Come on, vocoders are great. We wouldn't have Mr. Blue Sky without them.

I hate that growling thing that's popular in heavy guitar music. Where the guy doesn't sing, but grumbles deep down in his throat like the last flatulence of a dying grizzly bear. It's like a joke track from the Green Jelly album that's somehow managed to evolve into a whole musical subculture, where the person who can make the deepest growling noise that's furthest removed from actual singing becomes king of the idiot tribe.

Also, albums 'inspired by' films or TV shows, or whatever. Basically albums full of songs completely unrelated to the film/TV show they're promoting, that go on to sell more than the actual score from the movie. And on a related note, songs by famous recording artists over the end credits of movies that totally overshadow the actual score of the film they're attached to. It's like all the gorgeous movie music that doesn't have Nickelback or Celine Dion caterwauling over the top doesn't count, because the people doing the real gruntwork aren't famous.
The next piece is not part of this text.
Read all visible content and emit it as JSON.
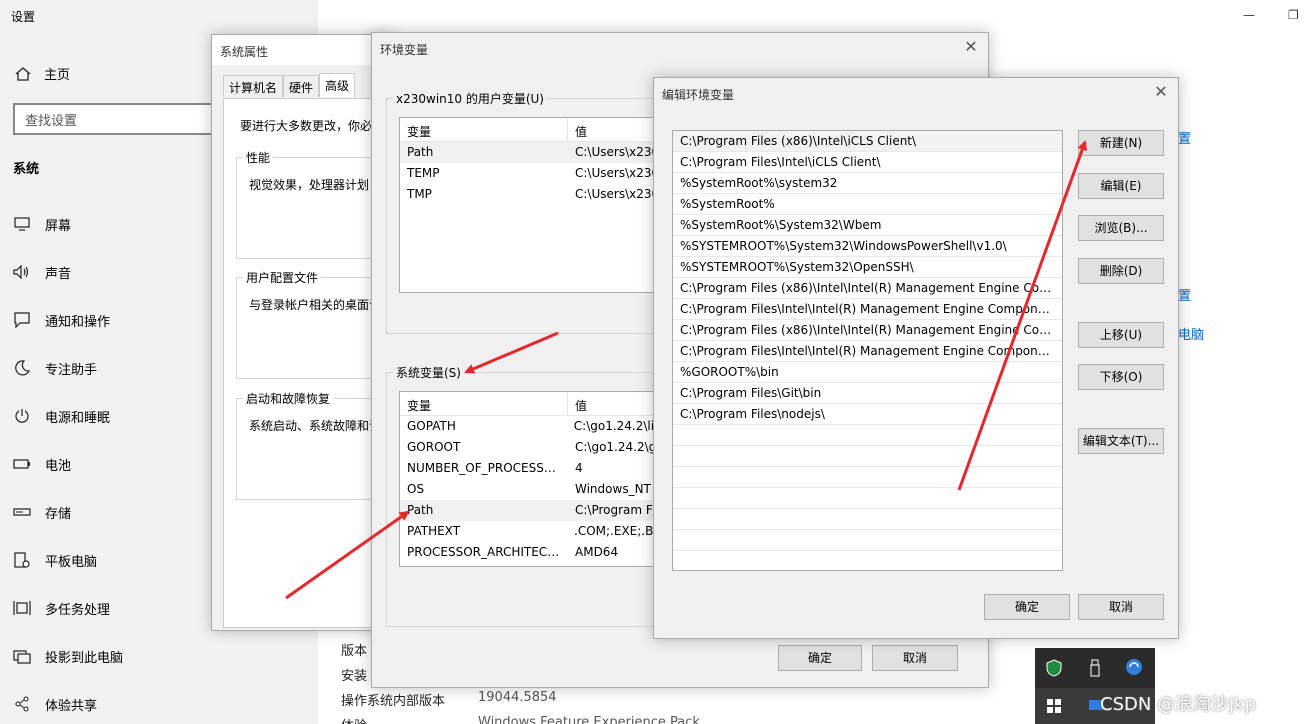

Insincere, soulless songs from people hoping to make a quick buck cashing in on a musical trend. Where they sound slightly off, like someone described what a song was supposed to sound to the producer, but she'd never actually heard it herself. Like all those muzak, supermarket covers, or those cheap dance albums where they squander the budget on a couple Sneaker Pimps tracks so they have to get Jeff in do a version of Robert Miles's Children on his Casio home keyboard.

That Wendy Carlos's career plays second fiddle to her personal life.